Entre fantasmes et réalités : Christine Boutin, la passionaria anti-mariage gay

Christine Boutin, ancienne ministre de François Fillon et présidente d’honneur du Parti chrétien-démocrate, tire à boulets rouges sur les deux ministres. Entretien.

Elle a été l’une des premières à juger, sur Twitter, la nomination de Najat Vallaud-Belkacem comme une “provocation”. Pour Christine Boutin, la nouvelle ministre de l’Éducation nationale – qu’elle appelle “Madame Belkacem” – ne serait qu’une “idéologue” au service de la politique “libérale-libertaire” du président François Hollande. Avec ses amis de la Manif pour tous (qui se rassembleront le 5 octobre contre la gestation pour autrui), la passionaria anti-mariage gay est devenue le symbole d’une certaine droite qui, entre fantasmes et réalités, craint pour ses valeurs traditionnelles.

Le Point.fr : Pourquoi faudrait-il être “horrifié” – terme que vous avez emprunté à Ludovine de la Rochère, présidente de la Manif pour tous – par la nomination de Najat Vallaud-Belkacem à l’Éducation nationale ?
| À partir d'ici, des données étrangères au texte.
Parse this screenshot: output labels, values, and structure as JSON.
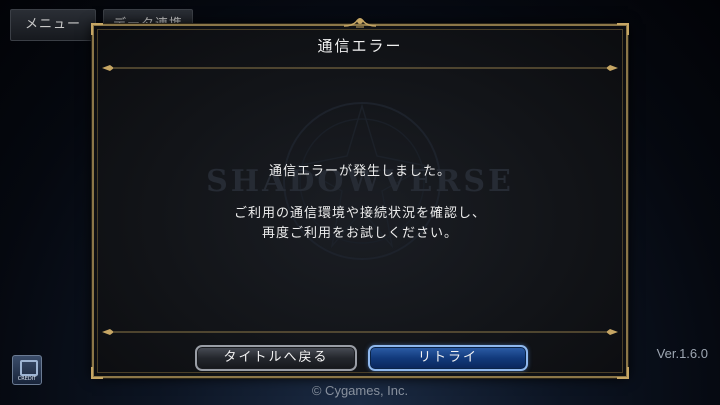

Entre-fantasmes-et-réalités---Christine-Boutin,-la-passionaria-anti-mariage-gayChristine Boutin : Mme Belkacem, qui fait la promotion de l’identité du genre, est porteuse d’une idéologie que je combats, et je ne suis pas la seule… Maintenir Mme Taubira à la Justice qui, à travers le mariage pour tous, a clivé la France était déjà une provocation, mais mettre à l’Éducation nationale, qui est tout sauf un ministère neutre, une femme aussi idéologue et qui porte des idées aussi ahurissantes que le “gender” (genre, NDLR) me semble être la confirmation de cette provocation. Avec ces femmes, qui sont devenues des icônes, c’est la confirmation du choix sociétal du président de la République. Au lieu de pacifier le pays, il a choisi de diviser les Français dans un moment de crise. Sur le mariage pour tous, il y a quand même 44 % de Français qui n’y sont pas favorables. L’urgence dans notre pays, ce n’était pas ça !

Najat Vallaud-Belkacem n’a pas vraiment fait la promotion de la théorie du genre, elle est même revenue sur ses déclarations en parlant d’études de genre…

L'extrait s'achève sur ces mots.